Monday's meeting between the two men at the Elysée Palace in Paris lasted around an hour, according to an Elysée official.
“General Haftar assured us he was committed to signing the ceasefire but this commitment would cease if the militias in Tripoli do not respect it,” the official said after the meeting, which was not announced on the French president's agenda.
Haftar's forces, which control eastern Libya, have been battling the internationally recognised Government of National Accord (GNA) in Tripoli, headed by Fayez al-Sarraj.
The Elysée official said there were no immediate plans for Macron to meet or speak to Sarraj.
Meanwhile, Haftar has refused to sign a ceasefire deal brokered last January by Russia, Haftar's ally, and Turkey, which supports the GNA.
A summit in Berlin on 19 January, attended by the United Nations and world powers, including Russia, Turkey, France and the UK, have so far failed to bear concrete results.

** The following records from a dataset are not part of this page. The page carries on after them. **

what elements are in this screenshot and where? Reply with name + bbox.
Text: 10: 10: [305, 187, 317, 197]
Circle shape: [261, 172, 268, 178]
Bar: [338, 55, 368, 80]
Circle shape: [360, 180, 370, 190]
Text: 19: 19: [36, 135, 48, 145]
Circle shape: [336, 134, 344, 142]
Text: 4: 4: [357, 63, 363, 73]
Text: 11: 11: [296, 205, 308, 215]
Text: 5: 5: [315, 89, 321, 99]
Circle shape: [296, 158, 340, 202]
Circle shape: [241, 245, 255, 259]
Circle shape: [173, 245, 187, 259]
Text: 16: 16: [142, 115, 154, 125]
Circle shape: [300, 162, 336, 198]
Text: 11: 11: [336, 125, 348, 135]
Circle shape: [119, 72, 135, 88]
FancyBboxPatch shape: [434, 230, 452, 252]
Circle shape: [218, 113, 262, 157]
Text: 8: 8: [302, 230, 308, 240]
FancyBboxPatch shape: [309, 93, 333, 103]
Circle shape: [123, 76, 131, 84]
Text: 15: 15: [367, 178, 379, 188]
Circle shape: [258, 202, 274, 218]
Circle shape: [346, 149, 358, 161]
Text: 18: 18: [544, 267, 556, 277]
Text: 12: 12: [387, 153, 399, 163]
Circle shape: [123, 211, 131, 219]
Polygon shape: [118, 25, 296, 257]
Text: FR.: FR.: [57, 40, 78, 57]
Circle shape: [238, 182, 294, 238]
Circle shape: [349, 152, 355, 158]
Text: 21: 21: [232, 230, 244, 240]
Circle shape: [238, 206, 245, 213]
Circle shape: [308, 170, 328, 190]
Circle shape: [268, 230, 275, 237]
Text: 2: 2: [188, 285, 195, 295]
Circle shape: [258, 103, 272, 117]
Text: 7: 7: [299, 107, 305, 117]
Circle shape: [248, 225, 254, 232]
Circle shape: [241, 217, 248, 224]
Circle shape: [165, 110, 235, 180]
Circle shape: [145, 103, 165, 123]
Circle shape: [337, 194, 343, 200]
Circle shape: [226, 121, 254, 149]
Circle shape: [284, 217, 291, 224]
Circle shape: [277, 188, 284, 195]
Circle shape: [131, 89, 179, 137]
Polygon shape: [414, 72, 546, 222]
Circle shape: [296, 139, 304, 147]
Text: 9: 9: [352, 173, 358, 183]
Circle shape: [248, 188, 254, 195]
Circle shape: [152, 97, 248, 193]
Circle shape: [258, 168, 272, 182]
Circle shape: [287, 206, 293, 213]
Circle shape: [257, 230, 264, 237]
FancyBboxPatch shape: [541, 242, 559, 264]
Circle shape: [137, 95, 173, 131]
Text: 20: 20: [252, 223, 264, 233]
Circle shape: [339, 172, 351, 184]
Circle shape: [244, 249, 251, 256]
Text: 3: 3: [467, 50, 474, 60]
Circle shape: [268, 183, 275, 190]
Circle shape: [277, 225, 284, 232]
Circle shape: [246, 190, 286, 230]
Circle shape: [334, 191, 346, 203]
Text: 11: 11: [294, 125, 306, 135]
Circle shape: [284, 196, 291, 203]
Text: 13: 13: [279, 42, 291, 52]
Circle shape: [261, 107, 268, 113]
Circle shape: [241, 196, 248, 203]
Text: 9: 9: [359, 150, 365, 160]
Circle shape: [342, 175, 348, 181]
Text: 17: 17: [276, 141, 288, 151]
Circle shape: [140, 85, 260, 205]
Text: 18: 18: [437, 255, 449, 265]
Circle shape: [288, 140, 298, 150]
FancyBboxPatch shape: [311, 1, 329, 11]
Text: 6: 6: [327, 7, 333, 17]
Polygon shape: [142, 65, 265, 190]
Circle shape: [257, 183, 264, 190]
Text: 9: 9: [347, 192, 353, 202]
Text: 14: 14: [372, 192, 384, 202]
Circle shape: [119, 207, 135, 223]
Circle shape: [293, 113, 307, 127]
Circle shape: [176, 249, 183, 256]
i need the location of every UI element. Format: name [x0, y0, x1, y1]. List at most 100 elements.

Haftar also attended the summit but refused to participate.
The summit was aimed at ending foreign interference in Libya and working towards a permanent ceasefire.

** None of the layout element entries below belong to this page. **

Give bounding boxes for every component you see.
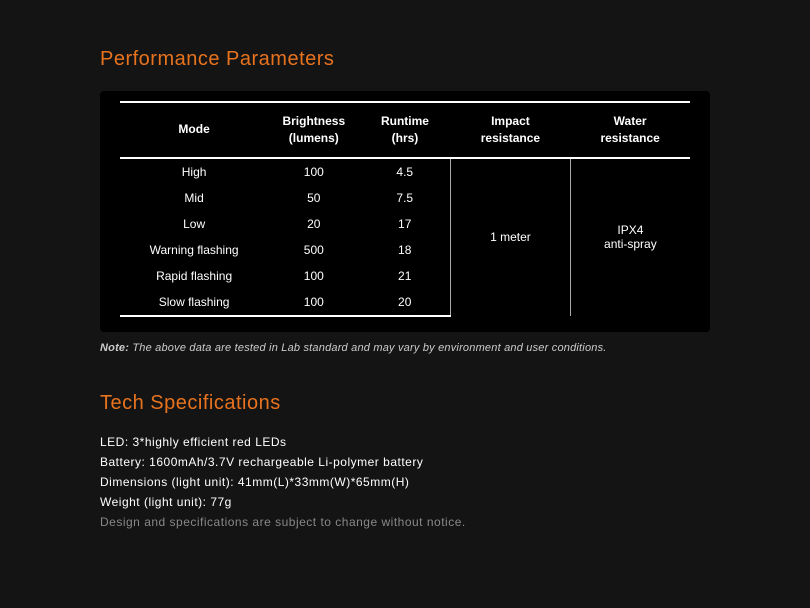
col-runtime: Runtime (hrs) (359, 102, 450, 158)
water-cell: IPX4 anti-spray (570, 158, 690, 316)
spec-line: Weight (light unit): 77g (100, 495, 710, 509)
col-mode: Mode (120, 102, 268, 158)
spec-line: LED: 3*highly efficient red LEDs (100, 435, 710, 449)
col-brightness: Brightness (lumens) (268, 102, 359, 158)
parameters-box: Mode Brightness (lumens) Runtime (hrs) I… (100, 91, 710, 332)
specs-title: Tech Specifications (100, 392, 710, 415)
parameters-table: Mode Brightness (lumens) Runtime (hrs) I… (120, 101, 690, 317)
parameters-title: Performance Parameters (100, 48, 710, 71)
spec-line: Dimensions (light unit): 41mm(L)*33mm(W)… (100, 475, 710, 489)
spec-line-muted: Design and specifications are subject to… (100, 515, 710, 529)
specs-list: LED: 3*highly efficient red LEDs Battery… (100, 435, 710, 529)
impact-cell: 1 meter (451, 158, 571, 316)
spec-line: Battery: 1600mAh/3.7V rechargeable Li-po… (100, 455, 710, 469)
table-row: High 100 4.5 1 meter IPX4 anti-spray (120, 158, 690, 185)
col-impact: Impact resistance (451, 102, 571, 158)
note-line: Note: The above data are tested in Lab s… (100, 342, 710, 354)
col-water: Water resistance (570, 102, 690, 158)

According to the UN, several foreign countries who back the two rival factions have violated an arms embargo on Libya, imposed since February 2011.
Over two thousand Syrian mercenaries have been sent by Turkey to reinforce security forces in Tripoli. In the east, Haftar's forces are also being reinforced by mercenaries from Russia, Chad, Sudan and Eritrea, as well as pro-Assad Syrian mercenaries.
The Paris meeting with Haftar also comes less than a week after Ghassan Salame, the former UN Special Representative to Libya, resigned for health reasons after occupying the position for nearly three years.